Interview

Les résolutions des journalistes pour 2015

9 février 2015

Trois journalistes nous livrent leurs attentes pour l’année 2015 : Code de la presse, convention collective, accès à l’information, révision des subventions à la presse

Hassan BentalebHassan Bentaleb,journaliste au quotidien Libération

« L’accès à l’information »

Mes attentes pour 2015 sont de trois ordres. Premièrement, j’espère l’adoption de la nouvelle convention collective, dont le projet propose la hausse du salaire minimum des journalistes. Cette proposition devrait assurer une stabilité économique pour que les journalistes puissent exercer cette digne fonction qu’est le journalisme dans de meilleures conditions. Deuxième priorité est l’adoption du nouveau Code de la presse durant cette année. Enfin, le projet de loi sur l’accès à l’information doit être introduit dans le circuit législatif. Une presse libre et un travail journalistique respectable et professionnel ne peuvent exister sans la garantie d’un accès à l’information. En plus des trois éléments précités, l’Etat se doit de reconnaitre le rôle fondamental des médias dans la contribution à une société pluraliste.

Aziz ElEl HorHor, journaliste au quotidien Al Akhbar

« Le Code de la presse, une urgence…. »

L’élargissement du champ et de la pratique de la liberté de la presse sont les principaux enjeux pour notre secteur journalistique l’année 2015. Cela doit se traduire par la sortie des prochains textes relatifs à l’édition et la presse.

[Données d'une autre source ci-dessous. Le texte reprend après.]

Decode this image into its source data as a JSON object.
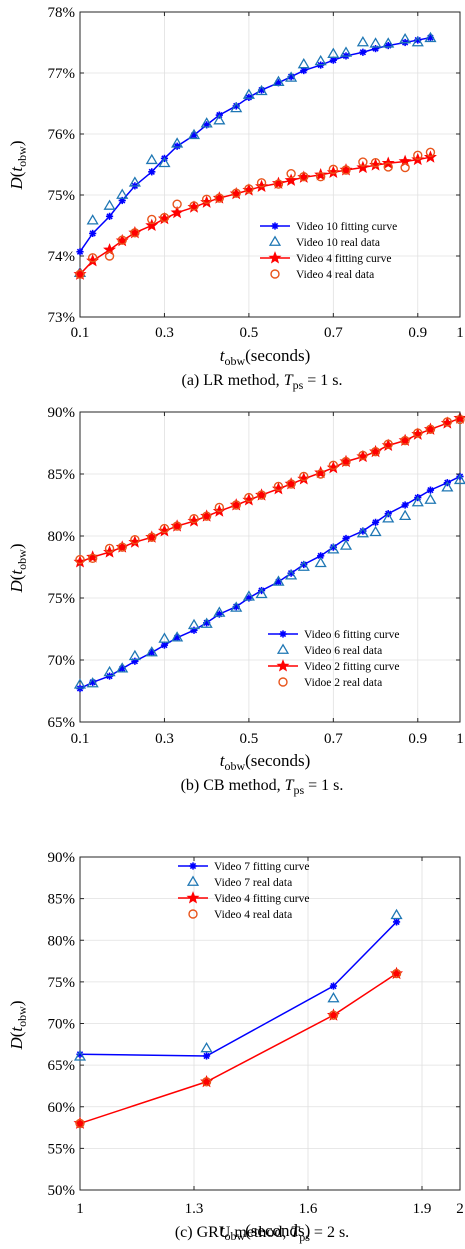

L’adoption de ces projets, même avec leurs limites. À mon avis, il faut sortir ces textes dans les plus brefs délais car la législation actuelle est dépassée. L’adoption de la nouvelle convention collective est également urgente. Plusieurs secteurs ont renouvelé leurs conventions  collectives avec des avantages, sauf notre secteur. Surtout que la situation sociale des journalistes se dégrade de jour en jour. La chaine 2M commence à recourir à la sous-traitance dans son recrutement des journalistes. C’est un scandale !

Sara Bar-rhout, journaliste au quotidien Les Eco

« Dépendance de la publicité »

La presse au Maroc est malade ! Malade de son manque de moyens financiers malgré les subventions prévues par l’Etat, malgré les ventes bien qu’elles soient moins nombreuses que celles de la presse arabophone. La presse peut-elle continuer à vivre au Maroc ? Quelle soutenabilité pour le modèle économique d’organes de presse francophones face à une faiblesse du taux de lectorat francophone, face à la montée en puissance des médias électronique et face aux sensationnalismes qui fait légion dans la presse arabophone la propulsant chaque mois aux premières loges de nombre de diffusion. Nous avions perdu en 2013 : Actuel, Le Soir échos et en 2014 : Stratégie&Management plus connu sous le nom d’Essor Magazine. Ils ont tout simplement disparus, ne pouvant plus couvrir leurs charges. Conséquence ? Le secteur est devenu «malade» de sa dépendance de la publicité, seul gage de sa continuité. Je lui en souhaite un prompt rétablissement en cette année 2015.